EVERETT — Port of Everett officials finished a two-day retreat Wednesday with some major decisions on when to hold meetings, whether to expand their board and how to re-evaluate the fate of the historic Collins Building.

On the meeting front, the commission decided to shift its meeting to 5 p.m. instead of 9 a.m. to make them more convenient for the public and to themselves.

“We wanted to provide more access for people,” said Commissioner Troy McClelland. He also noted that the three commissioners have day jobs and would rather meet at night.

The commission will hold its March 2 meeting at 5 p.m. at the port building at Bond Street as a special meeting in which it will pass a resolution officially changing the meeting time.

McClelland noted the meetings were a campaign issue for himself and for Mark Wolken. Both won election to the port commission last fall.

Another campaign issue was whether to expand the commission to five members. The previous commission had voted against putting the issue on the ballot. Wolken, McCelland and Commission Chairman Michael Hoffmann agreed they wanted more advice from the public.
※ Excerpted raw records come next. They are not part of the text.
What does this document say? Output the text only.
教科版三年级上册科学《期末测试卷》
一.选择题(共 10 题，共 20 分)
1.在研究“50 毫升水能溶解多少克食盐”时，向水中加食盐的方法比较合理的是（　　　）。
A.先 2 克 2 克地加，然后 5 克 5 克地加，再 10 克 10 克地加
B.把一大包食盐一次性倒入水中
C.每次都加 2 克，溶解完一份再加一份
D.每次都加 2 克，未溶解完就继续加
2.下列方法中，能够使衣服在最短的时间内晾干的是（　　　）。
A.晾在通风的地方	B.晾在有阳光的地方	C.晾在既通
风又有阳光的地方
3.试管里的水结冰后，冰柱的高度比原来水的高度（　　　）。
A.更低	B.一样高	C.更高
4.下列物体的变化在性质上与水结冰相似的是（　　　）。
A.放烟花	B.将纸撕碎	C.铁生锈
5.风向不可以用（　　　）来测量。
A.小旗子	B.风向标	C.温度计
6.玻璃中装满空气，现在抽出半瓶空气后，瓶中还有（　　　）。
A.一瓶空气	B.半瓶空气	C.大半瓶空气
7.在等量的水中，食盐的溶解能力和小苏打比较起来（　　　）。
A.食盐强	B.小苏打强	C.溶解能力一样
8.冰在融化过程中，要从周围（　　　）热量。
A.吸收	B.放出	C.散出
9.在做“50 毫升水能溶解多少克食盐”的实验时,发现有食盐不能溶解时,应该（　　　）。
The three agreed to hold one public meeting in Everett at 6:30 p.m. April 15 at the port’s waterfront conference center and another at the same time at a location to be determined in Mukilteo. The issues include whether to keep the status quo or to expand to five members, whether the additional members should have their own districts or be elected at-large and whether to reduce the terms from six years to four.

“It’s an issue that has been discussed a lot in the community,” Wolken said. “We want to solicit the public’s opinions and get some ideas from (other port districts) that have made these changes.”

The commissioners, also agreed to revisit a decision to raze the Collins Building, using three different approaches.

McClelland, an engineer, wants to re-examine the previous engineering studies to determine what’s feasible to rehabilitate the former casket company building and what it doing so would cost.

“I’d like to look at what we are assuming and what are we trying to accomplish,” he said.

Wolken wants to establish a large panel of members of other community groups and nonprofit agencies to examine the interest in saving the building and in raising money to do the job.

“I want to see if there’s the will and a way to get to that point,” he said.

Hoffmann wants to use a technique called a decision matrix to look at a variety of ideas and issues and use them to help forge a decision.

“I want to use that matrix to evaluate and weigh those parameters to see what’s the most important,” he said.

The commission is hoping to address the three evaluations simultaneously and to put them together on June 5 to try to come to a decision.

Exactly what would be done with the historic building on the Everett waterfront has yet to be decided, but architect Michael Sullivan has suggested it be a public market on the first floor, a museum on the second and offices on the third.